La puerta de la celda se abrió.

—Prisionero Jan, póngase en pie. De cara a la pared. Firme.

El cinturón le quedaba a la altura del diafragma; de él partían cadenas unidas a los grilletes y otras a las esposas que le inmovilizaban las manos al frente, contra la cintura. Aquella posición le permitía caminar arrastrando los pies, pero eso era todo.

Recorrió, acompañado por seis guardias armados, la breve distancia que los separaba del final del edificio.

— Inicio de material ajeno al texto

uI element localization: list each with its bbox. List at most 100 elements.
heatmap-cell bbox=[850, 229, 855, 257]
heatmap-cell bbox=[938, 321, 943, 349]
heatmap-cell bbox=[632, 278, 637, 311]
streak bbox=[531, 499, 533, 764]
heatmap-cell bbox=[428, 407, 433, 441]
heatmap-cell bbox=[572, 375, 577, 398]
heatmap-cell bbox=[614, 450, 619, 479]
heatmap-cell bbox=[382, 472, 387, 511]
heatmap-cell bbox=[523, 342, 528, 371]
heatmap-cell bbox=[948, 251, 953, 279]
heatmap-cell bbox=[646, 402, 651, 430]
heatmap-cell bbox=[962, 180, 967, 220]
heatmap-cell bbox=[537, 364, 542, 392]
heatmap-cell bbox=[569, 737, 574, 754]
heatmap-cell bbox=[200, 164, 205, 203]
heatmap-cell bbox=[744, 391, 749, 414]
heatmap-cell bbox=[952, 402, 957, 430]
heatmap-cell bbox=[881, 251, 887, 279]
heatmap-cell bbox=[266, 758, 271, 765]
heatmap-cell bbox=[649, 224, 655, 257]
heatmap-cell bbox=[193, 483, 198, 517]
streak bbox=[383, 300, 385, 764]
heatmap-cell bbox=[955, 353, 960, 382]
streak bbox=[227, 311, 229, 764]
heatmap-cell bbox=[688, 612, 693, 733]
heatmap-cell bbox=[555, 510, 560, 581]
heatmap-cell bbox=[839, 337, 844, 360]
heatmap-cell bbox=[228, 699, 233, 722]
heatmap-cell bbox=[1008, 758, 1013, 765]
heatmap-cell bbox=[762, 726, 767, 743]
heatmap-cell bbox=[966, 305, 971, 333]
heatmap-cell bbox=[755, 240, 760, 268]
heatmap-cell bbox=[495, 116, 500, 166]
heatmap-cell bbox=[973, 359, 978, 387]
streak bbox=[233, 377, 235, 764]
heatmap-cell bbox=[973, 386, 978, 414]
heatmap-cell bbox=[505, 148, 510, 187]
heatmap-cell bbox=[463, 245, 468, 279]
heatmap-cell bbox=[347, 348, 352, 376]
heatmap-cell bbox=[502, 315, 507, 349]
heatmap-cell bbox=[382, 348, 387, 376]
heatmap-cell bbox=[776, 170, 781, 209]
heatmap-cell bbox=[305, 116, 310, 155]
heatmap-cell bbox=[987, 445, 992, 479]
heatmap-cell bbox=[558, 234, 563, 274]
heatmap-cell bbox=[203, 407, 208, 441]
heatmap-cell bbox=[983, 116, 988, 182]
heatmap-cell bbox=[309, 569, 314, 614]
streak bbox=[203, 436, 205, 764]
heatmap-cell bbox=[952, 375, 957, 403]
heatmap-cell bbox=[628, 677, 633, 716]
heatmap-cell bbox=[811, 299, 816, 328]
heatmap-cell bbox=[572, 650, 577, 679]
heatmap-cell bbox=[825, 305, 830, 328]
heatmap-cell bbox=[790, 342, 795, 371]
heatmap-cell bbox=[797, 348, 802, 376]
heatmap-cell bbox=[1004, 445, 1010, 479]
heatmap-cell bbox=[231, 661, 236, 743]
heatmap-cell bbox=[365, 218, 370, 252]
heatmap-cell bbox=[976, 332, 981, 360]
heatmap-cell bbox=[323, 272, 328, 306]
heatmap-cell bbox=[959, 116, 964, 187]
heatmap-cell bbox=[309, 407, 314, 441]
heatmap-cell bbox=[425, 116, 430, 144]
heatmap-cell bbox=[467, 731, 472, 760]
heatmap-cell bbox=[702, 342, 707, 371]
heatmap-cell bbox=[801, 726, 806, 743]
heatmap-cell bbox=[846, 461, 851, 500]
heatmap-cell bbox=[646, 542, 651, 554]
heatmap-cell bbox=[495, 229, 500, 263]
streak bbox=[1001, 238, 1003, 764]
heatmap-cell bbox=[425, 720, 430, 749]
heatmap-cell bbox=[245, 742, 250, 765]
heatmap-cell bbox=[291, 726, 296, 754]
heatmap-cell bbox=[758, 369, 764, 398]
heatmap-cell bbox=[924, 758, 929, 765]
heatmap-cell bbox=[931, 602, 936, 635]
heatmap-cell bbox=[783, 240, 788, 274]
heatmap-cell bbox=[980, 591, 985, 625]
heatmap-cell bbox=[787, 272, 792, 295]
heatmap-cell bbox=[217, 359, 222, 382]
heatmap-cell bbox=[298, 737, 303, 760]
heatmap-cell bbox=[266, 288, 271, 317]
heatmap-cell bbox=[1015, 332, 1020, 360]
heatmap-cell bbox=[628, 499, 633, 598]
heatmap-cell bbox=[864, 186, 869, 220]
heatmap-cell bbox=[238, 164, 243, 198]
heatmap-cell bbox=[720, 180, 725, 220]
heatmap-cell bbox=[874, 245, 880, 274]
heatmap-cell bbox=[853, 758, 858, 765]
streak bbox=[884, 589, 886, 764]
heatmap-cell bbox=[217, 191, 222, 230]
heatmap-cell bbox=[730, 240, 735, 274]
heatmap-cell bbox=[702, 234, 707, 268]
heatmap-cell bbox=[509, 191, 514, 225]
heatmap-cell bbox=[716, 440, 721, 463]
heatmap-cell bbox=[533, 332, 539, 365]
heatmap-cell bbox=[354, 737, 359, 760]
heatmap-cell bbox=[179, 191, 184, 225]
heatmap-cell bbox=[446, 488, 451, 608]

La furgoneta de alta seguridad disponía de peldaños en la parte trasera, una pantalla hecha con malla metálica que separaba a los prisioneros del conductor, y cristales tintados.

El prisionero salió al aeródromo siguiendo órdenes, y la cegadora luz del sol lo deslumbró.

Sacudió su greñuda cabeza y pareció desconcertado. A medida que sus ojos se iban adaptando a la intensa luminosidad, miró a su alrededor y vio el Hércules y a un grupo de agentes estadounidenses que mantenían la mirada clavada en él. Uno de ellos avanzó unos pasos e hizo una seña.

El prisionero lo siguió dócilmente por el abrasador asfalto. Pese a estar encadenado, seis gorilas armados lo rodeaban en todas direcciones. Él se volvió para echar un último vistazo al lugar que lo había albergado durante cinco desgraciados años. Luego subió renqueante al casco del avión.

En una sala situada bajo el departamento de operaciones de la torre de control, dos hombres observaban de pie la operación de traslado.

—Ahí va tu hombre —dijo Marek Gumienny.

—Si llegan a descubrir quién es —comentó Steve Hill—, que Alá se apiade de él.